CNBC talked about three individuals — Sonya Melton, Kimberly McCalla, and Shawn Todd — who thought they were getting routine procedures. Todd and Melton suffered sever complications during their surgeries and nearly died. They were both in the hospital for weeks, and were both operated on by the da Vinci robot. McCalla died 13 days after her surgery, and her father claimed that she bled into her pelvis due to a lacerated main artery.
Intuitive Surgical refused to comment on these cases due to the pending litigation. Although most robotic procedures take place without a problem, but there is more and more impending litigation claiming that complications and death is resulting from surgery involving the da Vinci robot, according to CNBC.
Many of the reported injuries that occur during the robotic surgery seem to be burns as well as other other heat-related injuries to the bowels, intestines, ureter, and other organs, says CNBC, according to interviews with the alleged victims, lawsuits, complaints, and a FDA database.
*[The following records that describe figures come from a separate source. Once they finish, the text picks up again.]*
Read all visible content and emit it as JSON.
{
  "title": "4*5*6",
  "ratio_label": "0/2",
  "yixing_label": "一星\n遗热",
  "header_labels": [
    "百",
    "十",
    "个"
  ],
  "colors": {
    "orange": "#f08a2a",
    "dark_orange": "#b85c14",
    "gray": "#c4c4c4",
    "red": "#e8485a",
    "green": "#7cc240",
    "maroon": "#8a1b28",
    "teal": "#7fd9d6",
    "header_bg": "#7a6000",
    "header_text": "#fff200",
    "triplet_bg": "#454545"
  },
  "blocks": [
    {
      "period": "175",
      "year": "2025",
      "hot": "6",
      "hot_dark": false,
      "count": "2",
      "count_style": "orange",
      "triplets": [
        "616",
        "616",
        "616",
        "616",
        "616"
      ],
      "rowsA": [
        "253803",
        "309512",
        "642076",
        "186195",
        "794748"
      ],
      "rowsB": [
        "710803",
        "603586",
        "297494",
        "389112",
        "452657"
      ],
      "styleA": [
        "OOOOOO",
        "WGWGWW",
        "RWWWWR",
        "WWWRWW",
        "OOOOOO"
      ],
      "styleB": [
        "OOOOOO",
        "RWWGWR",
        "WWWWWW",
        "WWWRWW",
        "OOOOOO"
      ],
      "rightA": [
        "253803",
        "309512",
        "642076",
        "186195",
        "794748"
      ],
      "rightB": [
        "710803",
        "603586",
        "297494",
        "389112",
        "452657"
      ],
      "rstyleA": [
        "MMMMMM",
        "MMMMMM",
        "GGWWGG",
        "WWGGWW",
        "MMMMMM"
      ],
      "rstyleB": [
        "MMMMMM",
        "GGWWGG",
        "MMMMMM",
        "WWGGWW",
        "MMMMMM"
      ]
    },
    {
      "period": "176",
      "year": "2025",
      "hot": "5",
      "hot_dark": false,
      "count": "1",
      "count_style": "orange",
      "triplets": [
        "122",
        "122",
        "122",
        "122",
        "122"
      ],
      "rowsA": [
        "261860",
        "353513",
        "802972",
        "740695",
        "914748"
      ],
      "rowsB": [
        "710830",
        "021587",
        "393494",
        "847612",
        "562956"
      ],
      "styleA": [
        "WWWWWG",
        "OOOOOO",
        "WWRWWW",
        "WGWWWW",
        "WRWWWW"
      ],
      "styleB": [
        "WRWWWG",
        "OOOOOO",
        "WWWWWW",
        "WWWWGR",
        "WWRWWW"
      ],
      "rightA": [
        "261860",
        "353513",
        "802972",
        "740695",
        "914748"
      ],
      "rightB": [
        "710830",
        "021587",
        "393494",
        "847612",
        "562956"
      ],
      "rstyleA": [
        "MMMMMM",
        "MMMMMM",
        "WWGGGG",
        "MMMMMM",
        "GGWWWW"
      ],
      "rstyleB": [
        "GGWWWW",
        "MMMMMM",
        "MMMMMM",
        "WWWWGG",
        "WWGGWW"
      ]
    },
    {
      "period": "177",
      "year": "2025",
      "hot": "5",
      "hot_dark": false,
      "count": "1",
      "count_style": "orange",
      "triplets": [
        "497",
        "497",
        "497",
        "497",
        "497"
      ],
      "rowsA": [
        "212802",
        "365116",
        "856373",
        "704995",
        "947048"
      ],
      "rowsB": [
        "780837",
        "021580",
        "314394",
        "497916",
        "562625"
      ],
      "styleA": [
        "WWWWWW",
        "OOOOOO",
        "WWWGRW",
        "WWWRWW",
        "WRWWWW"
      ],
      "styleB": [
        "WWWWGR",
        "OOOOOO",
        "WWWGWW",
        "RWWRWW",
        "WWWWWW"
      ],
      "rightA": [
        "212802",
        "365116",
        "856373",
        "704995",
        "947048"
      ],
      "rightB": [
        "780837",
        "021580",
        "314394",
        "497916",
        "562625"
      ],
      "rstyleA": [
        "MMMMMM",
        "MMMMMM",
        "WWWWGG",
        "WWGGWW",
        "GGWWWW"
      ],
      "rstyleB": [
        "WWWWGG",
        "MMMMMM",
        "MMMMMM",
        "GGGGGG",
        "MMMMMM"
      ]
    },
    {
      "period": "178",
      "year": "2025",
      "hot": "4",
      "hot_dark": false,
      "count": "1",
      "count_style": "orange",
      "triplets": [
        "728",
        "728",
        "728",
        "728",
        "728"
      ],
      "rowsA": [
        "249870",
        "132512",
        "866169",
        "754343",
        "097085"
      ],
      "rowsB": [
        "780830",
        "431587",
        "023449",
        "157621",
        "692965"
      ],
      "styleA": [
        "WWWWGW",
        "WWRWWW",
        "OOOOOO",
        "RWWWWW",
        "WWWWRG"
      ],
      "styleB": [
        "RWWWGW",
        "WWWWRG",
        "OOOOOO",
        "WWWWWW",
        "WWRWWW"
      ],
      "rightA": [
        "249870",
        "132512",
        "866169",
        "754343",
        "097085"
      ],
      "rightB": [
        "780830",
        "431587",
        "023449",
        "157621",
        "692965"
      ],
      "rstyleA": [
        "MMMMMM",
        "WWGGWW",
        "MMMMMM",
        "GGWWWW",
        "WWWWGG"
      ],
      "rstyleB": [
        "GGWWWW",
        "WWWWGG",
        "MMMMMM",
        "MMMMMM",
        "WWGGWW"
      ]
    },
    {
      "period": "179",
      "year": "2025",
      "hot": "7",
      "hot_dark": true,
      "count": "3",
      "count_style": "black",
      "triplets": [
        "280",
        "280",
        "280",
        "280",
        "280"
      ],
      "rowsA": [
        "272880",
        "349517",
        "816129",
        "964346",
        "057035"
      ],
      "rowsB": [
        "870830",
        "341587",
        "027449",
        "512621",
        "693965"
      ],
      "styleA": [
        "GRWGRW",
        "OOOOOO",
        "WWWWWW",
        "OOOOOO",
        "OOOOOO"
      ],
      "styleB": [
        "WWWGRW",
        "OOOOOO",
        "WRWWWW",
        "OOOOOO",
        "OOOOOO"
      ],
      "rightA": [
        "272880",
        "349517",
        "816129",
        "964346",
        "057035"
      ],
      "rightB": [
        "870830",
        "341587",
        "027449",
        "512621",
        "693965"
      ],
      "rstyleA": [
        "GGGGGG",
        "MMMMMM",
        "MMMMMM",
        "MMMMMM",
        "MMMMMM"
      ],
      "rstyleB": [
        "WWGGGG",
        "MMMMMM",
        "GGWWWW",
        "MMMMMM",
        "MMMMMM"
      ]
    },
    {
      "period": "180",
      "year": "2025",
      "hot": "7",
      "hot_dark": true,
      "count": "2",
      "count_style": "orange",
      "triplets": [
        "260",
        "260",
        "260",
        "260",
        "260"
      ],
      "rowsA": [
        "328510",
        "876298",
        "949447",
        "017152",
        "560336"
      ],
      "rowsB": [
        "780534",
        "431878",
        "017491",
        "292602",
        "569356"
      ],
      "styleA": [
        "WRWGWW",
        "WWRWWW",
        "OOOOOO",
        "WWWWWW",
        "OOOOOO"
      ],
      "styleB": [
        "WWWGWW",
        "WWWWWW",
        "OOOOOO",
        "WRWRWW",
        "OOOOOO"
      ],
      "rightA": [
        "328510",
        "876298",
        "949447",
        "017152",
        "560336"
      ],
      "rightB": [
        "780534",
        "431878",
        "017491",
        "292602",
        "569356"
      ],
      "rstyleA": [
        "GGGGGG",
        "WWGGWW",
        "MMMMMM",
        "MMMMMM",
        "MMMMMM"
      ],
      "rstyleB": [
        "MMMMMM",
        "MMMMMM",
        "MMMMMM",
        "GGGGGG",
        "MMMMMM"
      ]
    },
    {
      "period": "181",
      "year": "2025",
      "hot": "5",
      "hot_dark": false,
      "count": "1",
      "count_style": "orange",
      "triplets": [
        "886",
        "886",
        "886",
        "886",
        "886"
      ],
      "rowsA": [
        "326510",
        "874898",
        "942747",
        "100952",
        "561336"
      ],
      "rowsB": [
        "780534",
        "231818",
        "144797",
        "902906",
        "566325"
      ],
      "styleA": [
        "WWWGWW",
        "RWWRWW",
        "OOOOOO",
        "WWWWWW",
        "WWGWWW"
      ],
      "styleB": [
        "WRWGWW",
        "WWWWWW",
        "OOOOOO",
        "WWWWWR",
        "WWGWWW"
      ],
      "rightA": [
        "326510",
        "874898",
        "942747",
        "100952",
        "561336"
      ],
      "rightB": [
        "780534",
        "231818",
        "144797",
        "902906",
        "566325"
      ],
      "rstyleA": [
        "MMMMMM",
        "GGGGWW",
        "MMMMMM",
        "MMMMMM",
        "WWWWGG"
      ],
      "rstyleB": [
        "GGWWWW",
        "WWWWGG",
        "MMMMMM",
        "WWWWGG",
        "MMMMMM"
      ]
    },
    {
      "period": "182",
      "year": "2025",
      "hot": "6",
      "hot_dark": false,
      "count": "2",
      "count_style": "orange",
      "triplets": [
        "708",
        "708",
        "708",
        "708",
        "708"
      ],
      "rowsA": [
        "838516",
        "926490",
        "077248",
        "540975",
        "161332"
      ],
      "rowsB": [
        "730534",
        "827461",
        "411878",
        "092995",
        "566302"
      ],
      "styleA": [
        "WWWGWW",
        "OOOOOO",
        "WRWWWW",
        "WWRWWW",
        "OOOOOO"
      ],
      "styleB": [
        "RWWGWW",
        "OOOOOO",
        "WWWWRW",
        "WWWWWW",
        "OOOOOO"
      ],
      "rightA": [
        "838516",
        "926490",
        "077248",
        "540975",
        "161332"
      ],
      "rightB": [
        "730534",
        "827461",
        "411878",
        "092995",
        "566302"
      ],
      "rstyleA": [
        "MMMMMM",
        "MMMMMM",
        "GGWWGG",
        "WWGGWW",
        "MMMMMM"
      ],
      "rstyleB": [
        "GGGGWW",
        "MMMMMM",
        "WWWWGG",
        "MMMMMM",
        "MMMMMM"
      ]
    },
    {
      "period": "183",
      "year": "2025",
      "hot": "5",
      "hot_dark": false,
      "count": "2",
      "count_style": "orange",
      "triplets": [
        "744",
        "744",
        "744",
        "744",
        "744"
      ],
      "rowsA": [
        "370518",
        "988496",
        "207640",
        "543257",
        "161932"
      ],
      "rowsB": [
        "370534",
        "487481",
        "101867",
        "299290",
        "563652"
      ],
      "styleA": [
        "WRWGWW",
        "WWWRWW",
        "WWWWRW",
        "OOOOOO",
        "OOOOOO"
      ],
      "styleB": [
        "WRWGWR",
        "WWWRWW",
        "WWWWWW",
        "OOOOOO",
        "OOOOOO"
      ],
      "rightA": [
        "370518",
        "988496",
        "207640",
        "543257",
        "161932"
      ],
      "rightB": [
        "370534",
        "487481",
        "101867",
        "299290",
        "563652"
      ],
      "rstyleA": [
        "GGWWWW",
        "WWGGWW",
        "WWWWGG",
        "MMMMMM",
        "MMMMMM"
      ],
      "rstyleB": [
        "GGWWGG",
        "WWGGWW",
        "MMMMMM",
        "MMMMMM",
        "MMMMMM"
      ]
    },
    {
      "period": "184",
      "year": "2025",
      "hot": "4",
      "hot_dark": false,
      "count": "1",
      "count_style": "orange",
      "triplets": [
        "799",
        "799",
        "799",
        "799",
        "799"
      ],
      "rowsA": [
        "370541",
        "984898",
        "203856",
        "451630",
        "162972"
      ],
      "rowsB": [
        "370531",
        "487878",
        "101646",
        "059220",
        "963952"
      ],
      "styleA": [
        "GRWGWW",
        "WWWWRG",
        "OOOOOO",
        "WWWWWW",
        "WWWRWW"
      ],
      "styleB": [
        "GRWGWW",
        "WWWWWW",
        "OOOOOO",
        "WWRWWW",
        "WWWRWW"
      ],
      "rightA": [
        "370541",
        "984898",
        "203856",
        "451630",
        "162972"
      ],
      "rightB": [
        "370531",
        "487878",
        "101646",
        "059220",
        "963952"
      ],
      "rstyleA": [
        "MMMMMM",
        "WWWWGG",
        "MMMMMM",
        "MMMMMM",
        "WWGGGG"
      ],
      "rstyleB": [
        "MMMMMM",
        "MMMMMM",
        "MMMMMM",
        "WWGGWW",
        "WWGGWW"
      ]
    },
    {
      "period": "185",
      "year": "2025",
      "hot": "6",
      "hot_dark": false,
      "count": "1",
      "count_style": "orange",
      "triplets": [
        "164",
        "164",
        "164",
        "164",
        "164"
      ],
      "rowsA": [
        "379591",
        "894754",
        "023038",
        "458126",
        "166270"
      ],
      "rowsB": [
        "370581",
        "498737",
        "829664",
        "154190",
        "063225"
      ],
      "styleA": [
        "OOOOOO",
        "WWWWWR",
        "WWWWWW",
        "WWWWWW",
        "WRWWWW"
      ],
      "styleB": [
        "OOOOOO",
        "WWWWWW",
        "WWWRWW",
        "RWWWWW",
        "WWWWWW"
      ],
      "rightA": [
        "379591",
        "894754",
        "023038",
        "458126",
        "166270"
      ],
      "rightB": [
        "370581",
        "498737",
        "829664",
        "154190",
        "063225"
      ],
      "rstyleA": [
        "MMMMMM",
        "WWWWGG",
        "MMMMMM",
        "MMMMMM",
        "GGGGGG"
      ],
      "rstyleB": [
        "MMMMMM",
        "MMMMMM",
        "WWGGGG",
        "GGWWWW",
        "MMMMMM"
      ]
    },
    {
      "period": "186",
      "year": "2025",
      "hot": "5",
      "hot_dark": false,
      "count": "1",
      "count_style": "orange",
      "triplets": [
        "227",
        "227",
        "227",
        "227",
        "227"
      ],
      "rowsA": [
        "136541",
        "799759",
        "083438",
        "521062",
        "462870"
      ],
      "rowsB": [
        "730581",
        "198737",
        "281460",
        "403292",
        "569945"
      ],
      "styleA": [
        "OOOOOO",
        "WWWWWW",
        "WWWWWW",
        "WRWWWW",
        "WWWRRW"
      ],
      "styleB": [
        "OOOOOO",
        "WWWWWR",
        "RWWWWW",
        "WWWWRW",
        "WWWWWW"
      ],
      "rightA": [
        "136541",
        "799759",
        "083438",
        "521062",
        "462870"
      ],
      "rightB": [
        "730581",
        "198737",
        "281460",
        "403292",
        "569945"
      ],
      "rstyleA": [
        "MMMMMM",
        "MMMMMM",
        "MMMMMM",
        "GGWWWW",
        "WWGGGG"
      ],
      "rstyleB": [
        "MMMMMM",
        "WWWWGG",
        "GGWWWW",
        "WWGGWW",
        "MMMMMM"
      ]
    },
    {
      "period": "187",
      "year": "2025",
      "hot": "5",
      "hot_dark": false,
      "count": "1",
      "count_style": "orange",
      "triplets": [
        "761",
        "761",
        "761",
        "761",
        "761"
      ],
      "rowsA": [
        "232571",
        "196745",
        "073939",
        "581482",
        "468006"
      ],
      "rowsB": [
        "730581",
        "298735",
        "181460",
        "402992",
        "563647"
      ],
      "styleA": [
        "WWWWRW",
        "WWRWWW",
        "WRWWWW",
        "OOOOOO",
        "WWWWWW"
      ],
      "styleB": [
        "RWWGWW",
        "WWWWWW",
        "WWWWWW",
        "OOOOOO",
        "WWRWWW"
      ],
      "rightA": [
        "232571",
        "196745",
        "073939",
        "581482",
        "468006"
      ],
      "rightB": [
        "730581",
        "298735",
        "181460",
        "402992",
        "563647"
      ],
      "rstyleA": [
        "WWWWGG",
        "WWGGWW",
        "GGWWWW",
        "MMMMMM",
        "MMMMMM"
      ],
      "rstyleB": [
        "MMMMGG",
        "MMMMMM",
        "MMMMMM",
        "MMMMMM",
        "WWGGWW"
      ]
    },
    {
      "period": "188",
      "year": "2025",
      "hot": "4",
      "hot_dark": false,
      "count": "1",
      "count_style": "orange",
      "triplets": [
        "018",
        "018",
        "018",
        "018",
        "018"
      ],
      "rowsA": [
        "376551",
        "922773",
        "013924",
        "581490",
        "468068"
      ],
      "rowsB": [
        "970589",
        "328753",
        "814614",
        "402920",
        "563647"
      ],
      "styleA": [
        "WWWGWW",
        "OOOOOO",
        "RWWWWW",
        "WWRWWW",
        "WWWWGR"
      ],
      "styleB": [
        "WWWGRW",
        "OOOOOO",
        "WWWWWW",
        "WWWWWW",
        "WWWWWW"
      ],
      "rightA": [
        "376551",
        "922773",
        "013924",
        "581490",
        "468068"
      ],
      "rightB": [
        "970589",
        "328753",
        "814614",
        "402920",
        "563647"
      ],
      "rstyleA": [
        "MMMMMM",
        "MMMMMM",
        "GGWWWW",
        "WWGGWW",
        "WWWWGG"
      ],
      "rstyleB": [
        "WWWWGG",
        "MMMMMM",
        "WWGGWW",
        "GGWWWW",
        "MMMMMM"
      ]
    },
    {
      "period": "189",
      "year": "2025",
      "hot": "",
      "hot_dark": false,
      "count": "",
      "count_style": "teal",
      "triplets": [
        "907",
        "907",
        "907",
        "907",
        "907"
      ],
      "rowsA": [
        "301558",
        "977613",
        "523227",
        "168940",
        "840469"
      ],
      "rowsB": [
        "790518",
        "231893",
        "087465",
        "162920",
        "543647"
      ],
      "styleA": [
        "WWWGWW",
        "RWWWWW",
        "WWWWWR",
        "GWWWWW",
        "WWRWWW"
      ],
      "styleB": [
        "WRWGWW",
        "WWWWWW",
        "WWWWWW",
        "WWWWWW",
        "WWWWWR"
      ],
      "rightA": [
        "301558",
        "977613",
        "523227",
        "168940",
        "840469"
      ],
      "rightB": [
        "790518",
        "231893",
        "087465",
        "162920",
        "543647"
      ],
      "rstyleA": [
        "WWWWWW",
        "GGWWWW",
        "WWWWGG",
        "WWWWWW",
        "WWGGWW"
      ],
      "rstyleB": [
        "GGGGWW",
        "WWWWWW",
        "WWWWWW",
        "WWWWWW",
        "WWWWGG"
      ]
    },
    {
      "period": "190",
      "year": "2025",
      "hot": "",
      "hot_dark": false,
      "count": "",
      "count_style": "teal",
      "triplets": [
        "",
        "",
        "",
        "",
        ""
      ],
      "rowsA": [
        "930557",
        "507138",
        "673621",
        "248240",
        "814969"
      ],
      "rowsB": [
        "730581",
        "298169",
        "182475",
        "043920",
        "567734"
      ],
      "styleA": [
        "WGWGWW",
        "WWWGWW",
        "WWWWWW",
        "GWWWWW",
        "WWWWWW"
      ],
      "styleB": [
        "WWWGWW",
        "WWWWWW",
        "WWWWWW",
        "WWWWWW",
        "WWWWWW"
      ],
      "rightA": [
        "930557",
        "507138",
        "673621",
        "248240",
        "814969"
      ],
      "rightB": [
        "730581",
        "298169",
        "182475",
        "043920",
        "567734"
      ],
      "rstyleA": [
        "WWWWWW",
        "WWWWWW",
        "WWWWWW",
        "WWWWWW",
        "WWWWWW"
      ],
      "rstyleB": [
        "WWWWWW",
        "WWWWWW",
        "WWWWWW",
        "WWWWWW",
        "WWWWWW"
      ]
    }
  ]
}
Blaudeau, the attorney for Todd and Melton, claims that many of the burns are due to the use of monopolar energy that can cause sparks resulting in residual damage. Intuitive stated that the use of monopolar energy is not limited to robotic surgery and that it ”is confident that the da Vinci surgical system deploys monopolar energy in a safe and effective way when used as indicated.”
Intuitive has been trying to improve the situation by using tip covers. The tip covers were replaced in May 2012, and CNBC had information that showed they asked hospitals to immediately replace the covers without any explanation. The new tip covers do not appear to be entirely effective with stopping problems stemming from monopolar energy. Critics say that the new tips do not entirely solve the problem.